On peut considérer la diversité marketing comme un agent de fractionnement spatial et démographique, mais aussi comme une étape vers le vivre ensemble, vers un réel mélange des populations et des cultures. La diversité marketing et ses vitrines peut constituer un premier pas vers une meilleure compréhension et cohabitation des cultures. Elle constitue une étape vers la banalisation de la mixité dans un monde résolument post-moderne, dans lequel les cultures sont vouées à être mises sur un pied d’égalité. Dans l’étape transitoire, sorte de néo-colonialisme érigé à l’échelle de la Ville-Monde, les cultures sont récupérées par la culture « dominante » mondialisée, et amenées à contribuer au sacre d’un modèle hégémonique.

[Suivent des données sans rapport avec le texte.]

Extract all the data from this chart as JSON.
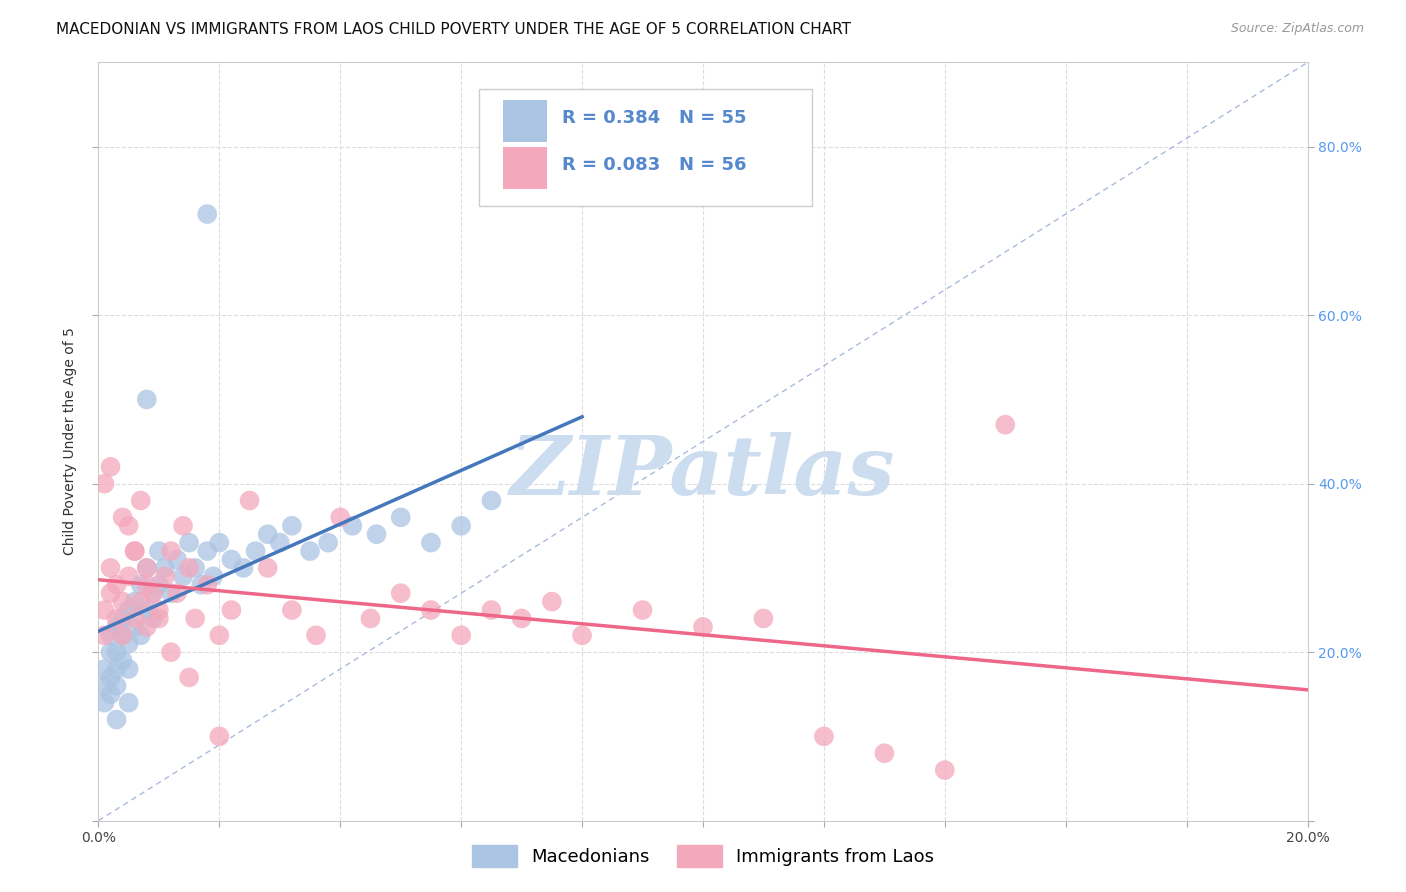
{
  "title": "MACEDONIAN VS IMMIGRANTS FROM LAOS CHILD POVERTY UNDER THE AGE OF 5 CORRELATION CHART",
  "source": "Source: ZipAtlas.com",
  "ylabel": "Child Poverty Under the Age of 5",
  "xlim": [
    0.0,
    0.2
  ],
  "ylim": [
    0.0,
    0.9
  ],
  "ytick_values": [
    0.0,
    0.2,
    0.4,
    0.6,
    0.8
  ],
  "xtick_values": [
    0.0,
    0.02,
    0.04,
    0.06,
    0.08,
    0.1,
    0.12,
    0.14,
    0.16,
    0.18,
    0.2
  ],
  "macedonians_color": "#aac4e2",
  "laos_color": "#f4a8bc",
  "macedonians_label": "Macedonians",
  "laos_label": "Immigrants from Laos",
  "r_macedonians": 0.384,
  "n_macedonians": 55,
  "r_laos": 0.083,
  "n_laos": 56,
  "legend_text_color": "#5588cc",
  "trend_mac_color": "#4477bb",
  "trend_laos_color": "#ee6688",
  "diagonal_color": "#aabbdd",
  "background_color": "#ffffff",
  "grid_color": "#dddddd",
  "right_tick_color": "#5599ee",
  "watermark_color": "#ccddf0",
  "title_fontsize": 11,
  "axis_label_fontsize": 10,
  "tick_fontsize": 10,
  "legend_fontsize": 13,
  "mac_x": [
    0.001,
    0.001,
    0.001,
    0.002,
    0.002,
    0.002,
    0.002,
    0.003,
    0.003,
    0.003,
    0.003,
    0.004,
    0.004,
    0.004,
    0.005,
    0.005,
    0.005,
    0.006,
    0.006,
    0.007,
    0.007,
    0.008,
    0.008,
    0.009,
    0.009,
    0.01,
    0.01,
    0.011,
    0.012,
    0.013,
    0.014,
    0.015,
    0.016,
    0.017,
    0.018,
    0.019,
    0.02,
    0.022,
    0.024,
    0.026,
    0.028,
    0.03,
    0.032,
    0.035,
    0.038,
    0.042,
    0.046,
    0.05,
    0.055,
    0.06,
    0.065,
    0.018,
    0.008,
    0.005,
    0.003
  ],
  "mac_y": [
    0.16,
    0.18,
    0.14,
    0.2,
    0.22,
    0.17,
    0.15,
    0.18,
    0.23,
    0.2,
    0.16,
    0.19,
    0.24,
    0.22,
    0.25,
    0.21,
    0.18,
    0.23,
    0.26,
    0.22,
    0.28,
    0.25,
    0.3,
    0.27,
    0.24,
    0.28,
    0.32,
    0.3,
    0.27,
    0.31,
    0.29,
    0.33,
    0.3,
    0.28,
    0.32,
    0.29,
    0.33,
    0.31,
    0.3,
    0.32,
    0.34,
    0.33,
    0.35,
    0.32,
    0.33,
    0.35,
    0.34,
    0.36,
    0.33,
    0.35,
    0.38,
    0.72,
    0.5,
    0.14,
    0.12
  ],
  "laos_x": [
    0.001,
    0.001,
    0.002,
    0.002,
    0.003,
    0.003,
    0.004,
    0.004,
    0.005,
    0.005,
    0.006,
    0.006,
    0.007,
    0.007,
    0.008,
    0.008,
    0.009,
    0.01,
    0.011,
    0.012,
    0.013,
    0.014,
    0.015,
    0.016,
    0.018,
    0.02,
    0.022,
    0.025,
    0.028,
    0.032,
    0.036,
    0.04,
    0.045,
    0.05,
    0.055,
    0.06,
    0.065,
    0.07,
    0.075,
    0.08,
    0.09,
    0.1,
    0.11,
    0.12,
    0.13,
    0.14,
    0.15,
    0.001,
    0.002,
    0.004,
    0.006,
    0.008,
    0.01,
    0.012,
    0.015,
    0.02
  ],
  "laos_y": [
    0.22,
    0.25,
    0.3,
    0.27,
    0.24,
    0.28,
    0.22,
    0.26,
    0.35,
    0.29,
    0.32,
    0.24,
    0.38,
    0.26,
    0.3,
    0.23,
    0.27,
    0.25,
    0.29,
    0.32,
    0.27,
    0.35,
    0.3,
    0.24,
    0.28,
    0.22,
    0.25,
    0.38,
    0.3,
    0.25,
    0.22,
    0.36,
    0.24,
    0.27,
    0.25,
    0.22,
    0.25,
    0.24,
    0.26,
    0.22,
    0.25,
    0.23,
    0.24,
    0.1,
    0.08,
    0.06,
    0.47,
    0.4,
    0.42,
    0.36,
    0.32,
    0.28,
    0.24,
    0.2,
    0.17,
    0.1
  ]
}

La diversité marketing peut aussi servir de consensus, contribuer à une meilleure tolérance de la part des réfractaires à la diversité qui rassurés, auront moins tendance à s’opposer au caractère cosmopolite de leurs espaces de vie. Parce que tous les urbains n’accueillent pas à bras ouverts ce cosmopolitisme. La diversité est aussi réappropriée et récupérée politiquement. Ainsi les héritiers de Samuel Huntington renversent l’argument des promoteurs urbains et économiques. Pour eux, c’est l’anti-diversité qui devient un argument marketing. La diversité, valeur négative, véhicule une image négative. Le goût pour la diversité devient rejet de l’envahisseur, avec le mantra « Regardez, on n’est même plus chez nous ! ». Enfin, cette diversité marketing peut aussi servir de consensus entre les diverses communautés, pour leur permettre de s’apprivoiser. Parce que tous les migrants n’arrivent pas avec une culture urbaine cosmopolite dans leurs bagages. En se mettant en scène, on s’ouvre et on se présente à l’autre. Ainsi on diminue l’appréhension. On s’apprivoise en douceur.
La diversité marketing peut donc servir de stratégie en attendant l’esprit cosmopolite, en attendant la banalisation de nos coprésences. En attendant le grand métissage.